Sometimes, justice needs a little time to find its voice.
Memory Has a Long Shelf Life
People often ask why we keep going back to these cases. We pretend to release these unsolved murders in Ohio stories into silence, but they don’t float away. Letting go is just what we say when we don’t know what else to do.
Some families still hang stockings. Still set extra plates at the holiday table. Still wake up from dreams where the missing child is whole again. In Ohio, a few towns host yearly memorials. They gather in silence. Light candles. Carry old photographs through familiar streets. It’s not for the media. It’s for them.

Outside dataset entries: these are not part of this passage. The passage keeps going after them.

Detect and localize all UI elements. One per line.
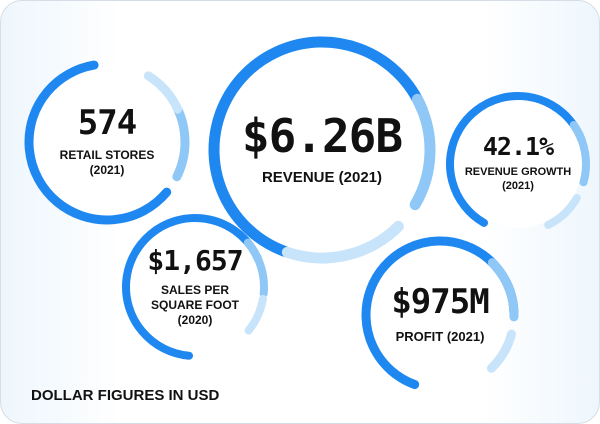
revenue-label: REVENUE (2021) — [261, 168, 383, 186]
revenue-growth-year: (2021) — [502, 180, 534, 192]
sales-per-sqft-label-line2: SQUARE FOOT — [150, 297, 239, 312]
stat-profit: $975M PROFIT (2021) — [359, 234, 521, 396]
retail-stores-label: RETAIL STORES — [59, 148, 155, 162]
sales-per-sqft-label: SALES PER — [160, 282, 229, 297]
stat-revenue-growth: 42.1% REVENUE GROWTH (2021) — [443, 89, 593, 239]
profit-label: PROFIT (2021) — [395, 328, 485, 344]
stat-profit-content: $975M PROFIT (2021) — [359, 234, 521, 396]
stat-revenue-growth-content: 42.1% REVENUE GROWTH (2021) — [443, 89, 593, 239]
revenue-growth-label: REVENUE GROWTH — [464, 166, 572, 179]
retail-stores-value: 574 — [77, 103, 137, 143]
stat-revenue: $6.26B REVENUE (2021) — [206, 34, 438, 266]
ring-profit — [361, 236, 519, 394]
stat-retail-stores-content: 574 RETAIL STORES (2021) — [21, 56, 193, 228]
ring-retail-stores — [24, 59, 190, 225]
footnote: DOLLAR FIGURES IN USD — [31, 387, 220, 404]
sales-per-sqft-value: $1,657 — [147, 243, 243, 277]
revenue-growth-value: 42.1% — [482, 132, 554, 162]
stat-sales-per-sqft: $1,657 SALES PER SQUARE FOOT (2020) — [119, 211, 271, 363]
revenue-value: $6.26B — [241, 108, 403, 163]
stat-revenue-content: $6.26B REVENUE (2021) — [206, 34, 438, 266]
retail-stores-year: (2021) — [89, 163, 125, 177]
ring-revenue-growth — [446, 92, 590, 236]
sales-per-sqft-year: (2020) — [177, 312, 213, 327]
stat-sales-per-sqft-content: $1,657 SALES PER SQUARE FOOT (2020) — [119, 211, 271, 363]
ring-revenue — [208, 36, 436, 264]
ring-sales-per-sqft — [122, 214, 268, 360]
profit-value: $975M — [391, 281, 489, 322]
stat-retail-stores: 574 RETAIL STORES (2021) — [21, 56, 193, 228]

That flyer stayed up for years. Weathered, torn, half-forgotten. Her face stared out from under layers of rain and sun. She’d be older than I am now. No one ever took it down. Not once. That tells you everything.
Writers—many of them Missouri authors—keep printing these stories. Not to glamorize, but to ensure the victims don’t vanish a second time.
To write is to bear witness.
Some Truths Don’t Come with Answers
Closure is something we talk about like it’s a box we can check. Life doesn’t clean up after itself. Not really.
Thinking about the unsolved murders in Ohio, it’s not the killers that are mostly sought out but the hearts it caused distress to. Just the emptiness they left behind. The unanswered phones. The birthdays with no guests. The mothers who still pause when they hear a knock at the door.
Some stories never wrap up neatly. No twist ending. No courtroom drama. Just a question that lives on in whoever heard it.
But that doesn’t mean we stop telling the story. Sometimes, the telling is the justice. And in that telling, we promise not to forget.